From: Alice Taylor
Saipem Set to Open Hydrogen Plant in Albania

Albania is set to have its first hydrogen plant, as per a Memorandum of Understanding signed between companies Saipem and Alboran Hydrogen. 

The MoU envisages the construction of three plants in Italy, one in Morocco and a fifth in Albania. These plants will produce Hydrogen through a process called electrolysis.

Saipem will be engaged in the procurement, construction, and engineering, according to a press release. Alboran will coordinate the technical aspects of the project.

Maurizio Coratella, COO of Saipem’s onshore E&C Division, added, “The agreement with Alboran Hydrogen consolidates Saipem’s position as a leading player in the energy transition and decarbonization and is an important step ahead for the future development of green hydrogen in Italy and in the Mediterranean basin, a technology that, in the coming decades, will represent the new horizon of the energy evolution.”

He added:

“For the implementation of the various projects included in this agreement, we will leverage our long-term experience in the industrial treatment of hydrogen and the design and construction of energy infrastructures, alongside significant skills in the search for efficient and innovative solutions”.

In 2015, Saipem was under investigation in Brazil for alleged bribery. It was about a contract between Saipem and Brazilian company Petrobras. It was alleged that a sales rep for Saipem in Brazil gave bribes to a services director of Petrobras. Both individuals were charged with money laundering and corruption for the contract that was worth some $63.4 million.

In January 2019, Milan prosecutors launched a probe into the company’s CEO and two managers for suspicions of false accounting and market manipulation between 2015 and 2017.

In 2020, the company was acquitted over alleged criminal offenses committed in Algeria regarding contracts previously completed in the country. 

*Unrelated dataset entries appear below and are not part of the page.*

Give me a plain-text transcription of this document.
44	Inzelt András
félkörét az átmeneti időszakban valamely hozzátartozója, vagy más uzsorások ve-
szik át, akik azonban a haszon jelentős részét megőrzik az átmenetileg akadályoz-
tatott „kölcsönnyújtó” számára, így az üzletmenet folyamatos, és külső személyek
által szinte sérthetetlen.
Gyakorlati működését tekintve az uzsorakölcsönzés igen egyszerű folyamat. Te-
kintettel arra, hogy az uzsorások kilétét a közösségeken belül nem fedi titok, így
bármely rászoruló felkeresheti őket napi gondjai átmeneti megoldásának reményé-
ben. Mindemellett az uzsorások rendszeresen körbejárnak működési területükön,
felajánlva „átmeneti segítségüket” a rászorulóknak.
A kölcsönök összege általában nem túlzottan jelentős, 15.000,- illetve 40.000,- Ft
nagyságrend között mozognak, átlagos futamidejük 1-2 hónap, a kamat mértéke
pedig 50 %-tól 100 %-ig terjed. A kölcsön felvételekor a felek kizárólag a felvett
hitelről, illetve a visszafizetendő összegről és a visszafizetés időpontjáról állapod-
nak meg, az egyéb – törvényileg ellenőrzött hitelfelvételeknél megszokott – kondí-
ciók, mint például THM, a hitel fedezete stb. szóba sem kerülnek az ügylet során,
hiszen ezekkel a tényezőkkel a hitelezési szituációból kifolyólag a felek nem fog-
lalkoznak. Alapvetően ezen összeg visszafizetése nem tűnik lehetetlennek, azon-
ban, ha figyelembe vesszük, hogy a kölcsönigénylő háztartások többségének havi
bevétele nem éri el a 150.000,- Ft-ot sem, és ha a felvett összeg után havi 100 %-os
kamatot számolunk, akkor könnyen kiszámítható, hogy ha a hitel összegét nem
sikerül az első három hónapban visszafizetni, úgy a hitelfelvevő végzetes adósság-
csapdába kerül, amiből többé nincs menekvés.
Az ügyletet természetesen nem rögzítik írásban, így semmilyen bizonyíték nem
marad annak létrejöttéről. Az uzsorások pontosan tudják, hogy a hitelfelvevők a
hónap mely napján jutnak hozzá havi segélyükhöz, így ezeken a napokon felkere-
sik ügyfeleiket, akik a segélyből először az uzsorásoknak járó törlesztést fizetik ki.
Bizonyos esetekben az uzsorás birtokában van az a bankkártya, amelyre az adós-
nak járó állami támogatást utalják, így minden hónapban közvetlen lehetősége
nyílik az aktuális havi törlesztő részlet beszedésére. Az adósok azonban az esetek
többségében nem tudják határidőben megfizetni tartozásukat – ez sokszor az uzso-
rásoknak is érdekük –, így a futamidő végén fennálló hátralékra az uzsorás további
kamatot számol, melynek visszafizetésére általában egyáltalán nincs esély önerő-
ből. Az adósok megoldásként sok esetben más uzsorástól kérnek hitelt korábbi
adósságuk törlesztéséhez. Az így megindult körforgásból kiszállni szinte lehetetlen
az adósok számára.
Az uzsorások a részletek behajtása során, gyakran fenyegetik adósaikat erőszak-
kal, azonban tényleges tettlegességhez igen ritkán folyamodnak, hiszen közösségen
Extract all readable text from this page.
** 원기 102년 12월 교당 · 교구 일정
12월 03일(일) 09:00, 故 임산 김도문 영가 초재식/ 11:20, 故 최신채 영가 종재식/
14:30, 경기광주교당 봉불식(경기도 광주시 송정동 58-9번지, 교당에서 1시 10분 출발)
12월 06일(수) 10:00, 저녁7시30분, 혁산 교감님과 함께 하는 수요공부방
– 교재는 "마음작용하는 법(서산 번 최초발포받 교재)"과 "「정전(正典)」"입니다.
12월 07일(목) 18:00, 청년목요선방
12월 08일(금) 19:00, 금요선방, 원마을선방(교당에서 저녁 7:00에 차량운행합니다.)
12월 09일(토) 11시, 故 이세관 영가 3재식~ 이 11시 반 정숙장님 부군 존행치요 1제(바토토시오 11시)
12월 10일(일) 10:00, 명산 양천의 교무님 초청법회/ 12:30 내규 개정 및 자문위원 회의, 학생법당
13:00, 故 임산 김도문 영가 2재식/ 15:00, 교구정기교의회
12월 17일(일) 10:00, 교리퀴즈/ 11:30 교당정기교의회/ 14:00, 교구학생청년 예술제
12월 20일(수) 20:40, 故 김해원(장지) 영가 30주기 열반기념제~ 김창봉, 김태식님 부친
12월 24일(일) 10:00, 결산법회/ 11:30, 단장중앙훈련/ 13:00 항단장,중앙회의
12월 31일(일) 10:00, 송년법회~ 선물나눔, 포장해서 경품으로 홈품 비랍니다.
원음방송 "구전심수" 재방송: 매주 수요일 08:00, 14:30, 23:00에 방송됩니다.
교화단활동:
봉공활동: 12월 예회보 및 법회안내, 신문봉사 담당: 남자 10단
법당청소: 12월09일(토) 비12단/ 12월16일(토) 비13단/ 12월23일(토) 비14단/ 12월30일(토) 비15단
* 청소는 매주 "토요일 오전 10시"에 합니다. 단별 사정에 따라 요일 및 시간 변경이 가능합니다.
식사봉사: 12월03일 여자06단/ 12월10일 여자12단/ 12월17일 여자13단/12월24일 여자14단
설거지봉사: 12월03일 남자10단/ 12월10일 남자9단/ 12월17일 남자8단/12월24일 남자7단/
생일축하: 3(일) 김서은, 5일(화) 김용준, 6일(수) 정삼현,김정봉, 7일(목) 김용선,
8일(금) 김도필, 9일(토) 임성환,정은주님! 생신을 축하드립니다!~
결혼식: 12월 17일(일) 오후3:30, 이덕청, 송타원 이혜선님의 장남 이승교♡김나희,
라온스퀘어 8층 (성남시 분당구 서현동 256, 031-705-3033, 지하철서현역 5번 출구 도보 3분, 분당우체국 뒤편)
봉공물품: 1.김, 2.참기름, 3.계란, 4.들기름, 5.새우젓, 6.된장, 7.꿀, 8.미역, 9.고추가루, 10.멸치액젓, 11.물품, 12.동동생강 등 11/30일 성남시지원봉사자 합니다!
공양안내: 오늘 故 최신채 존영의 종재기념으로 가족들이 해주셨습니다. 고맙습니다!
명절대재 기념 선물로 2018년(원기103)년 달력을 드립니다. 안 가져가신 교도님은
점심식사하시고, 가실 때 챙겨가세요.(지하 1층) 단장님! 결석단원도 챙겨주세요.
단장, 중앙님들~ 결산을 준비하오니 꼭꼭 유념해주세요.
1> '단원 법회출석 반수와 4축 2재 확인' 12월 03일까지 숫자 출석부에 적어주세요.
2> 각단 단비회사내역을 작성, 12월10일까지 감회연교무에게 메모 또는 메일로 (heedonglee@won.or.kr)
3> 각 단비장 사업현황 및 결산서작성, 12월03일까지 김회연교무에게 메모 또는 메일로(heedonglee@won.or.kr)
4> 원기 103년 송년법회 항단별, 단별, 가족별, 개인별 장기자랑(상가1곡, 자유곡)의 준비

Saipem paid about €198 million to an unnamed intermediary between 2007 and 2010, according to the SEC. The intermediary directed at least a portion of that money, through offshore shell entities, to Algerian officials, including the country’s minister of energy, the regulator alleged. The company deducted the payments from its taxable income in Italy, the SEC said.

They had previously been found guilty of corruption and issuing bribes and ex-CEO Pietro Tali was sentenced to almost five years in prison and had EUR 197.9 million in assets seized.